Pikitch noted that the U.S. Fish and Wildlife Service is considering declaring the beluga sturgeon -- which produces the most valuable caviar -- an endangered species under U.S. law. Such a decision would effectively kill sales of beluga caviar in America, which took 80 percent of Caspian exports in 2000.
On the world's legal wholesale market, 2.2 pounds of caviar costs an average of $500, while premium beluga caviar can sell for $4,000.
Until 1991, the Soviet Union and Iran controlled virtually all the world's caviar market, investing heavily in maintaining fish stocks. Following the demise of the Soviet Union, the system collapsed and many entrepreneurs sprang up to replace the state-owned companies.
Official catch levels fell from a peak of about 30,000 tons in the late 1970s to less than one-tenth of that figure in the late 1990s. At the time of the ban, the legal trade was estimated to be worth $100 million a year, but the illegal catch in the four former Soviet republics was believed to be 10-12 times greater than that.
"We don't believe it's at that level now," although CITES does not have solid figures, Armstrong said.
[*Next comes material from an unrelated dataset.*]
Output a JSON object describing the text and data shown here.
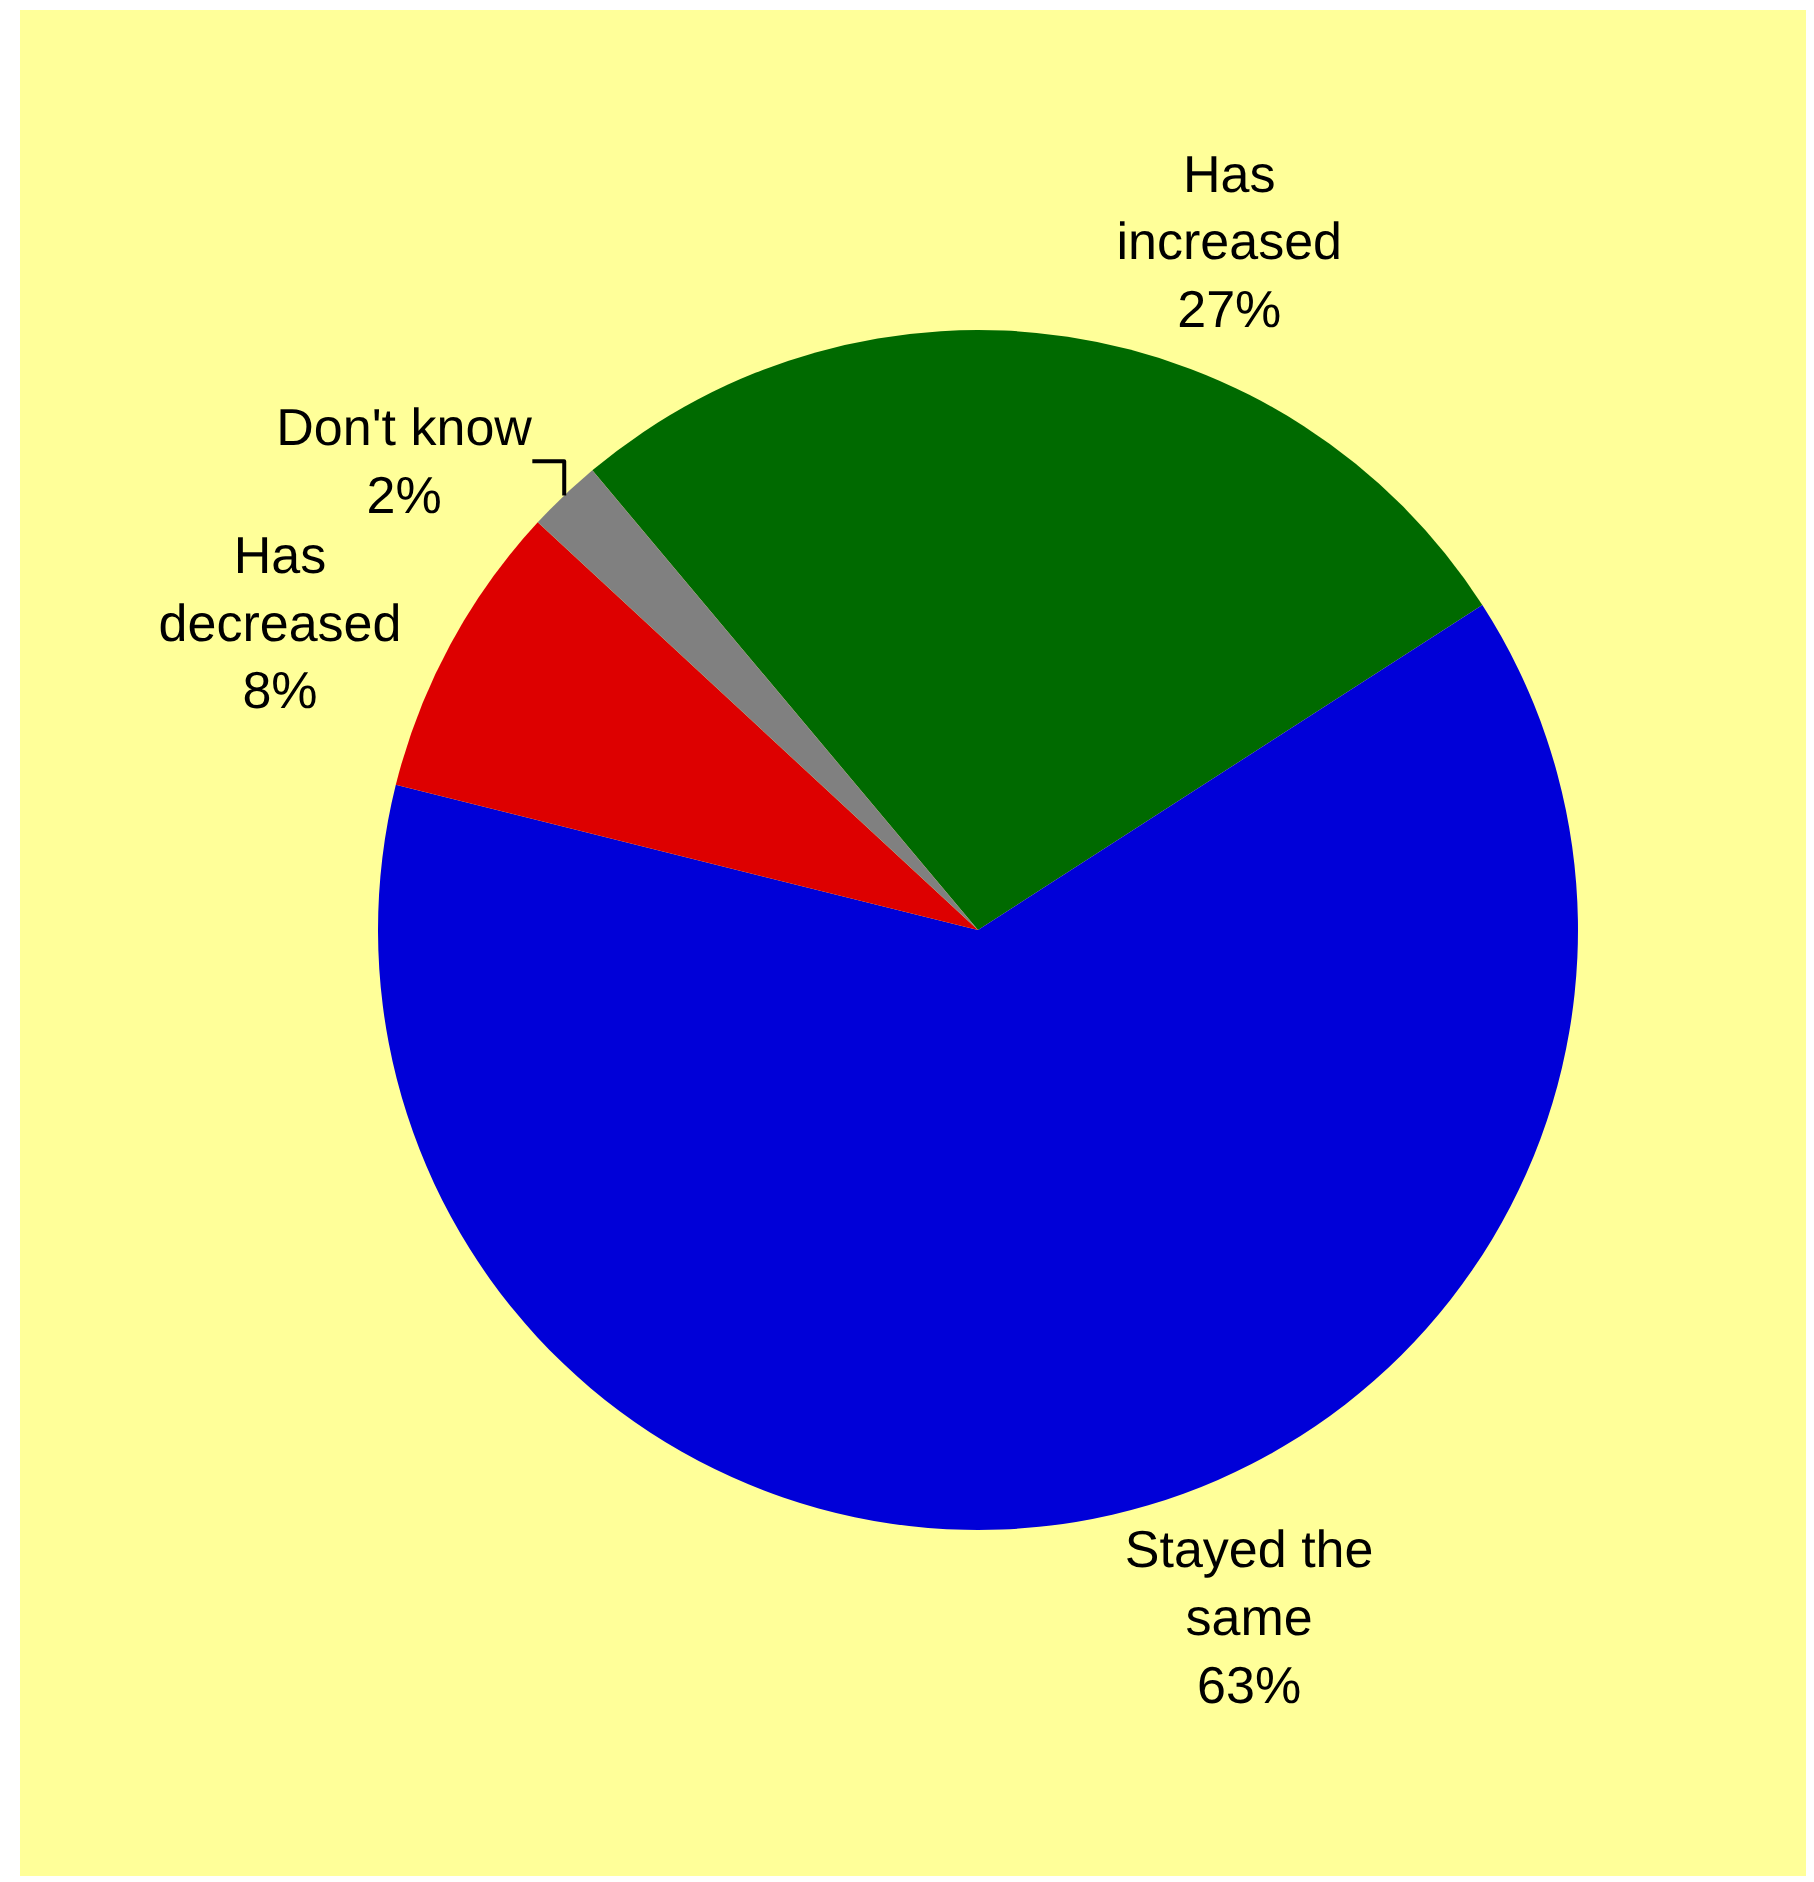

Scientists are able to guess the size of the illegal catch by estimating the number of spawning fish entering the Caspian and comparing it to estimates of the number of fish in the sea. "This gives an indication of how much illegal offtake there must have been," Armstrong said.
Armstrong also welcomed moves in Caspian nations to regulate domestic caviar sales. Most caviar is consumed at home and thus falls outside the quotas.